By Alissa de Carbonnel
BRUSSELS, June 6 (Reuters) – The European Investment Bank on Wednesday said it could not ignore U.S. sanctions on Iran, rejecting the EU executive plan that it to do business there in an effort to save the 2015 nuclear deal.
The pushback from the European Union’s own lending arm underscores the limits of the bloc’s ability to shield trade with Iran from the reimposition of U.S. sanctions after President Donald Trump abandoned the nuclear accord last month.
Despite its political role in supporting EU policy, the EIB said it “could not be the solution to the problem” of a push by the remaining parties to keep alive their promise of sanctions relief in exchange for curbs on Tehran’s nuclear programme.
“The EU bank is not the right tool,” an EIB spokesman told Reuters, saying its business model “would be incompatible with ignoring possible sanctions against Iran.”
The bank’s fears that its ability to raise funds on international capital markets would suffer echoes the calculation made by other European firms quitting Iran rather than risk penalties and access to the much vaster U.S. market.
But the comment, the EIB’s first since the EU executive proposed it engage in Iran last month, is a particularly hard blow coming not from a commercial bank but from an institution driven by EU policy.
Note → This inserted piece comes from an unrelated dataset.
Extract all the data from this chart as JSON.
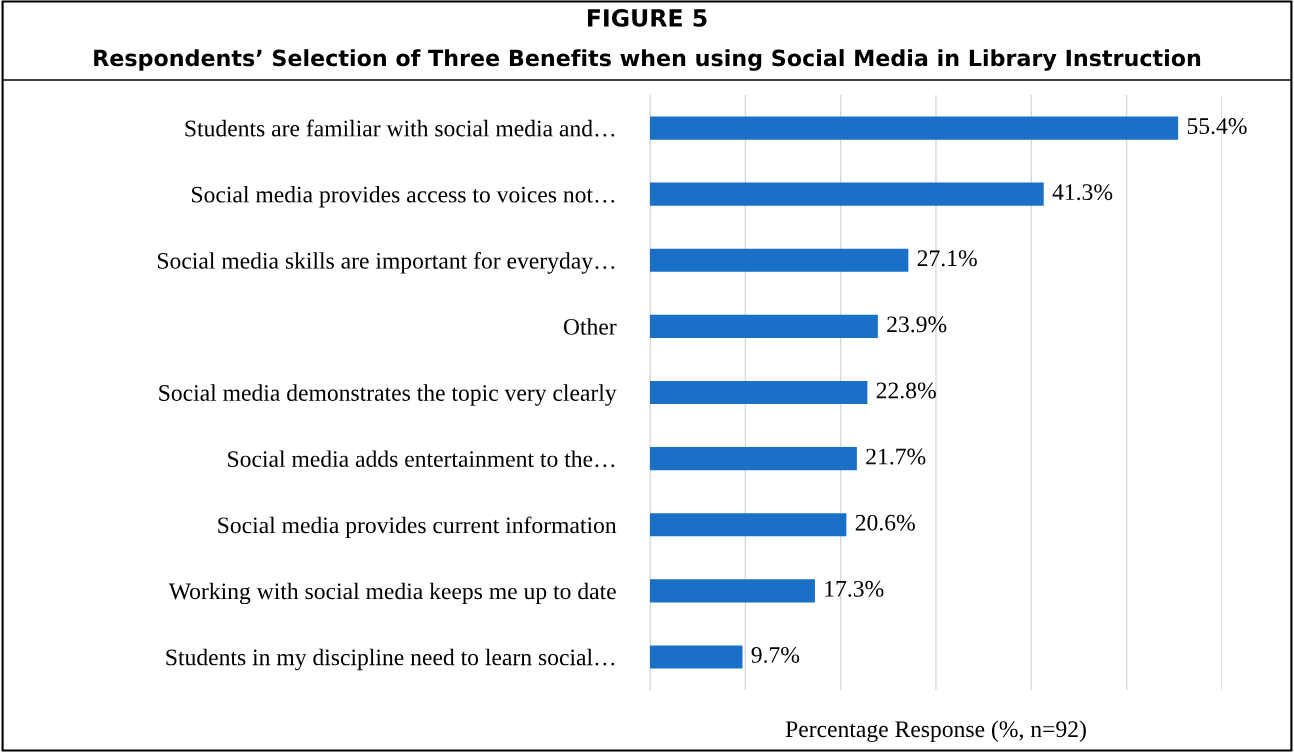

European Commissioners earlier on Wednesday agreed to enable the bank to work in Iran, where it has never before done business, as part of its response to Iran’s demands that it show proof of its commitment to the nuclear deal.
It is still up to the EU’s governing board – made up of the finance ministers of the bloc’s 28 nations – to decide whether to do so.
As EU sources exclusively told Reuters on Tuesday, the EIB is under pressure from the United States – where the bank raises much of its funds – to stay away from activities in Iran.
The United States has warned European firms to steer clear of commerce with Iran once sanctions on transactions in dollars with Iranian firms kick in from August.
The EU also announced on Wednesday it will activate its blocking statute, a never-before used measure that would order EU firms not to comply with U.S. sanctions.
EU officials admit, however, that while the measure may help protect small to medium-size EU firms with little U.S. exposure, it is not designed to help big global companies.
The only hope for those firms to stay in the Islamic Republic, they say, is to seek waivers from Washington’s sanctions.
Ministers from Germany, France and Britain wrote to senior U.S. officials this week singling out key areas where they expected exemptions for EU firms, including pharmaceuticals, healthcare, energy, automotive, civil aviation, infrastructure and banking.